NWS forecasts about 20 to 25 severe thunderstorm watches a year, Lee said. Derechos are more like 4 or 5-year events in this region, and the storm that swept through Maryland on June 29, he said, “that’s more like once every two or three decades.”

On the morning of Friday, June 29, BGE scheduled calls with its weather service providers. According to the report, the two calls both yielded similar reports “low threat of thunderstorms for the evening, but not severe.”

NWS sent out a statement at 7:30 p.m. that Friday, warning damaging winds were likely in Howard and nearby counties.

“We didn’t have a lot of confidence at that time” that the storm would hit the area, Lee said, because at that time, the storm still had not crossed the Appalachian Mountains. 

The mountains are a crucial landscape when it comes to forecasting large-scale wind storms in the Mid-Atlantic, Lee said. Typically, “as soon as they hit the Appalachian Mountains, they fall apart.”

In addition, he said, at about 6:30 p.m. Friday, the squall line – or line of severe storms – was still in Ohio and looked like it would be heading south and west of Washington.

“By 9:30 p.m. we were getting a lot more confident,” Lee said. NWS issued a special weather statement at 9:35 p.m. that advised an “extremely dangerous thunderstorm” would impact the Baltimore-Washington area.
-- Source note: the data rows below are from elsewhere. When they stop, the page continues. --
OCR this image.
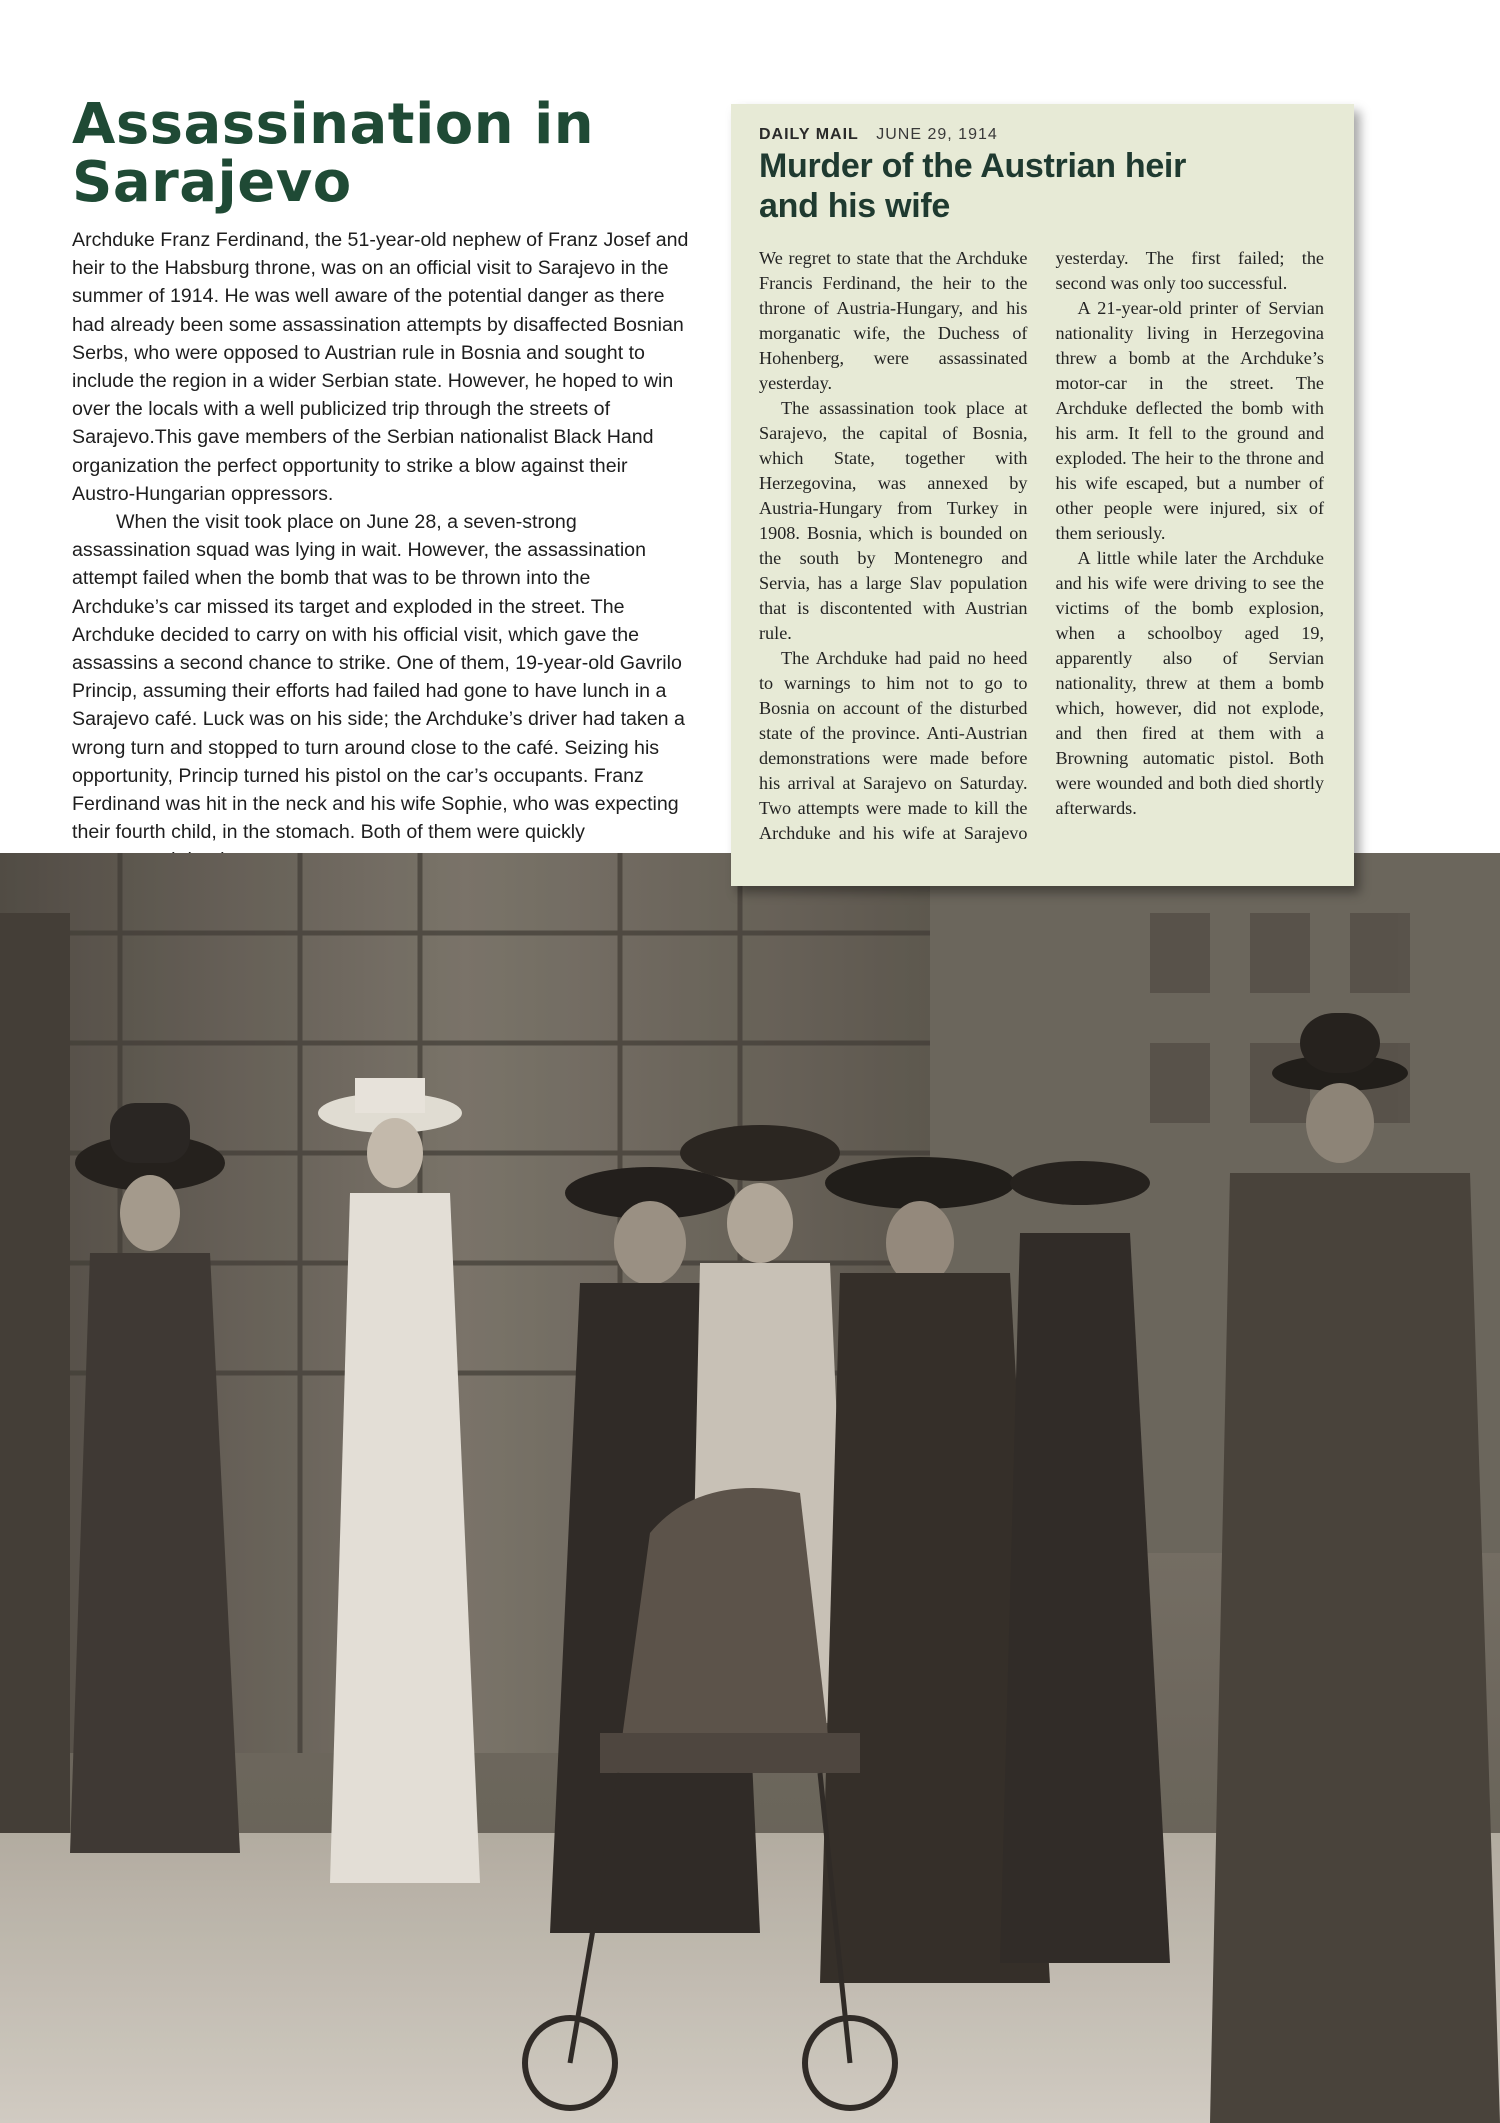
Assassination in
Sarajevo

Archduke Franz Ferdinand, the 51-year-old nephew of Franz Josef and heir to the Habsburg throne, was on an official visit to Sarajevo in the summer of 1914. He was well aware of the potential danger as there had already been some assassination attempts by disaffected Bosnian Serbs, who were opposed to Austrian rule in Bosnia and sought to include the region in a wider Serbian state. However, he hoped to win over the locals with a well publicized trip through the streets of Sarajevo.This gave members of the Serbian nationalist Black Hand organization the perfect opportunity to strike a blow against their Austro-Hungarian oppressors.

When the visit took place on June 28, a seven-strong assassination squad was lying in wait. However, the assassination attempt failed when the bomb that was to be thrown into the Archduke’s car missed its target and exploded in the street. The Archduke decided to carry on with his official visit, which gave the assassins a second chance to strike. One of them, 19-year-old Gavrilo Princip, assuming their efforts had failed had gone to have lunch in a Sarajevo café. Luck was on his side; the Archduke’s driver had taken a wrong turn and stopped to turn around close to the café. Seizing his opportunity, Princip turned his pistol on the car’s occupants. Franz Ferdinand was hit in the neck and his wife Sophie, who was expecting their fourth child, in the stomach. Both of them were quickly

DAILY MAIL JUNE 29, 1914
Murder of the Austrian heir
and his wife

We regret to state that the Archduke Francis Ferdinand, the heir to the throne of Austria-Hungary, and his morganatic wife, the Duchess of Hohenberg, were assassinated yesterday.

The assassination took place at Sarajevo, the capital of Bosnia, which State, together with Herzegovina, was annexed by Austria-Hungary from Turkey in 1908. Bosnia, which is bounded on the south by Montenegro and Servia, has a large Slav population that is discontented with Austrian rule.

The Archduke had paid no heed to warnings to him not to go to Bosnia on account of the disturbed state of the province. Anti-Austrian demonstrations were made before his arrival at Sarajevo on Saturday. Two attempts were made to kill the Archduke and his wife at Sarajevo yesterday. The first failed; the second was only too successful.

A 21-year-old printer of Servian nationality living in Herzegovina threw a bomb at the Archduke’s motor-car in the street. The Archduke deflected the bomb with his arm. It fell to the ground and exploded. The heir to the throne and his wife escaped, but a number of other people were injured, six of them seriously.

A little while later the Archduke and his wife were driving to see the victims of the bomb explosion, when a schoolboy aged 19, apparently also of Servian nationality, threw at them a bomb which, however, did not explode, and then fired at them with a Browning automatic pistol. Both were wounded and both died shortly afterwards.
A storm watch - which means conditions are favorable for a storm – was issued at 9:51 p.m. for Howard, Carroll, Baltimore, Harford and Anne Arundel Counties.
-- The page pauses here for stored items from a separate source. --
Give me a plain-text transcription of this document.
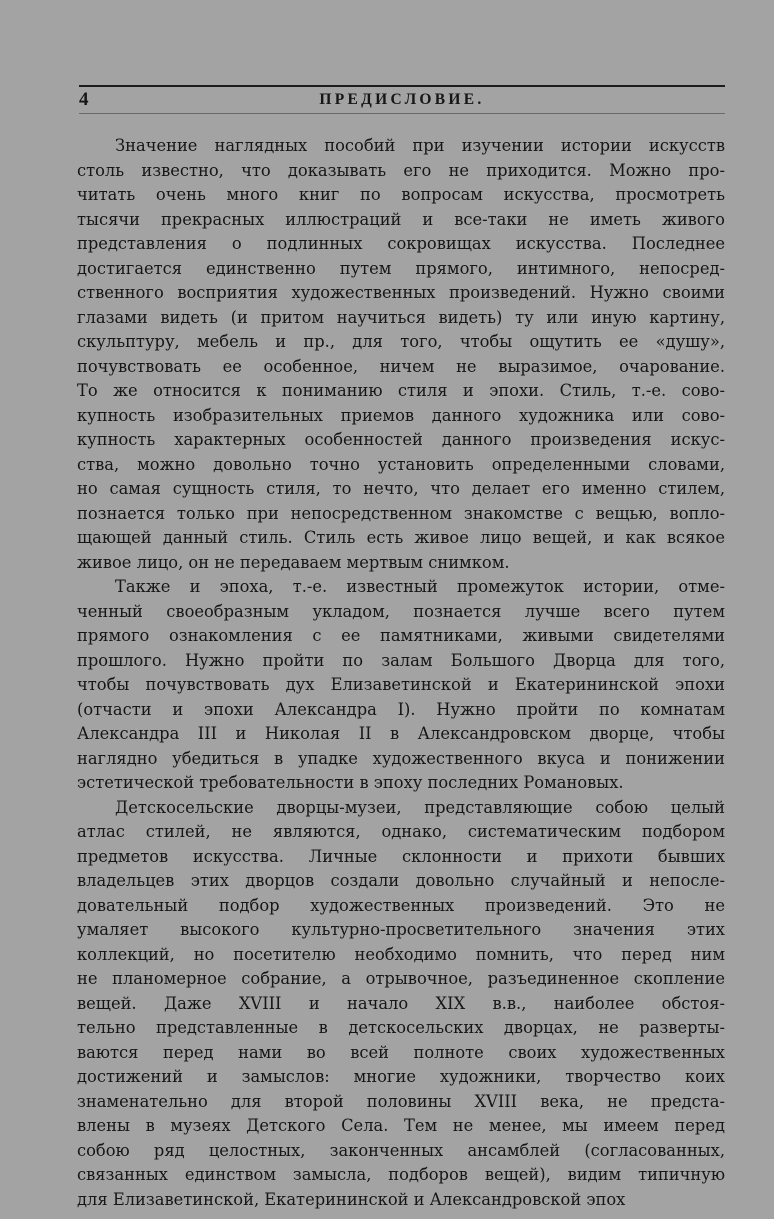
4	ПРЕДИСЛОВИЕ.
Значение наглядных пособий при изучении истории искусств
столь известно, что доказывать его не приходится. Можно про-
читать очень много книг по вопросам искусства, просмотреть
тысячи прекрасных иллюстраций и все-таки не иметь живого
представления о подлинных сокровищах искусства. Последнее
достигается единственно путем прямого, интимного, непосред-
ственного восприятия художественных произведений. Нужно своими
глазами видеть (и притом научиться видеть) ту или иную картину,
скульптуру, мебель и пр., для того, чтобы ощутить ее «душу»,
почувствовать ее особенное, ничем не выразимое, очарование.
То же относится к пониманию стиля и эпохи. Стиль, т.-е. сово-
купность изобразительных приемов данного художника или сово-
купность характерных особенностей данного произведения искус-
ства, можно довольно точно установить определенными словами,
но самая сущность стиля, то нечто, что делает его именно стилем,
познается только при непосредственном знакомстве с вещью, вопло-
щающей данный стиль. Стиль есть живое лицо вещей, и как всякое
живое лицо, он не передаваем мертвым снимком.
Также и эпоха, т.-е. известный промежуток истории, отме-
ченный своеобразным укладом, познается лучше всего путем
прямого ознакомления с ее памятниками, живыми свидетелями
прошлого. Нужно пройти по залам Большого Дворца для того,
чтобы почувствовать дух Елизаветинской и Екатерининской эпохи
(отчасти и эпохи Александра I). Нужно пройти по комнатам
Александра III и Николая II в Александровском дворце, чтобы
наглядно убедиться в упадке художественного вкуса и понижении
эстетической требовательности в эпоху последних Романовых.
Детскосельские дворцы-музеи, представляющие собою целый
атлас стилей, не являются, однако, систематическим подбором
предметов искусства. Личные склонности и прихоти бывших
владельцев этих дворцов создали довольно случайный и непосле-
довательный подбор художественных произведений. Это не
умаляет высокого культурно-просветительного значения этих
коллекций, но посетителю необходимо помнить, что перед ним
не планомерное собрание, а отрывочное, разъединенное скопление
вещей. Даже XVIII и начало XIX в.в., наиболее обстоя-
тельно представленные в детскосельских дворцах, не разверты-
ваются перед нами во всей полноте своих художественных
достижений и замыслов: многие художники, творчество коих
знаменательно для второй половины XVIII века, не предста-
влены в музеях Детского Села. Тем не менее, мы имеем перед
собою ряд целостных, законченных ансамблей (согласованных,
связанных единством замысла, подборов вещей), видим типичную
для Елизаветинской, Екатерининской и Александровской эпох
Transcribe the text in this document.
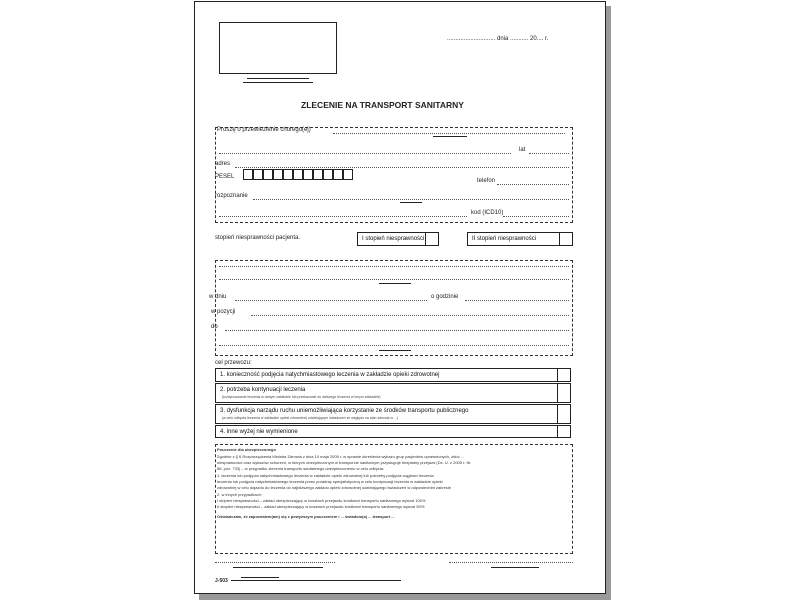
............................. dnia ........... 20.... r.
ZLECENIE NA TRANSPORT SANITARNY
Proszę o przewiezienie chorego(ej)
lat
adres
PESEL
telefon
rozpoznanie
kod (ICD10)
stopień niesprawności pacjenta.	I stopień niesprawności	II stopień niesprawności
w dniu	o godzinie
w pozycji
do
cel przewozu:
1. konieczność podjęcia natychmiastowego leczenia w zakładzie opieki zdrowotnej
2. potrzeba kontynuacji leczenia
(kontynuowanie leczenia w danym zakładzie lub przekazanie do dalszego leczenia w innym zakładzie)
3. dysfunkcja narządu ruchu uniemożliwiająca korzystanie ze środków transportu publicznego
(w celu odbycia leczenia w zakładzie opieki zdrowotnej udzielającym świadczeń ze względu na stan zdrowia w ...)
4. inne wyżej nie wymienione
Pouczenie dla ubezpieczonego
Zgodnie z § 6 Rozporządzenia Ministra Zdrowia z dnia 10 maja 2005 r. w sprawie określenia wykazu grup pacjentów uprawnionych, zbiór ...
niesprawności oraz wykazów schorzeń, w których ubezpieczonym w transporcie sanitarnym przysługuje bezpłatny przejazd (Dz. U. z 2005 r. Nr
86, poz. 733) – w przypadku zlecenia transportu sanitarnego ubezpieczonemu w celu odbycia:
1. leczenia lub podjęcia natychmiastowego leczenia w zakładzie opieki zdrowotnej lub potrzeby podjęcia ciągłości leczenia
leczenia lub podjęcia natychmiastowego leczenia przez poradnię specjalistyczną w celu kontynuacji leczenia w zakładzie opieki
zdrowotnej w celu dojazdu do leczenia do najbliższego zakładu opieki zdrowotnej udzielającego świadczeń w odpowiednim zakresie
2. w innych przypadkach:
I stopień niesprawności – zakład ubezpieczający w kosztach przejazdu środkami transportu sanitarnego wynosi 100%
II stopień niesprawności – zakład ubezpieczający w kosztach przejazdu środkami transportu sanitarnego wynosi 50%
Oświadczam, że zapoznałem(am) się z powyższym pouczeniem i ... świadom(a) ... transport ...
J-503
The goal at NWS is a 17-minute lead-time for severe thunderstorm watches. “If you work in Ellicott City,” Lee said, “we want to be able to provide you 17 minutes, so that you can seek shelter, go outside and roll up the windows, put your deck furniture away and bring your kids inside. 

“In this event we gave over 37 minutes of lead-time. From a forecasting standpoint, that’s very good.”

In its report, BGE also noted that it was not until about 10:30 p.m. that “the full strength and destructive nature of the storm was known.” The utility had, the report said, taken steps earlier in the day to “pre-mobilize additional crews to respond to potential heat-related outages and what was anticipated to be normal thunderstom activity.”

But the derecho was not “normal thunderstorm activity.”  It was, in the words of the report, “One of the most destructive storms in BGE’s nearly 200-year history.” 

“It was a freak storm,” Lee said. 

“The state of the science doesn’t allow us to say ‘Hey, BGE, hey PEPCO, in 10 hours we’re going to have a derecho. The science isn’t there yet. We would love it to be. But it isn’t.”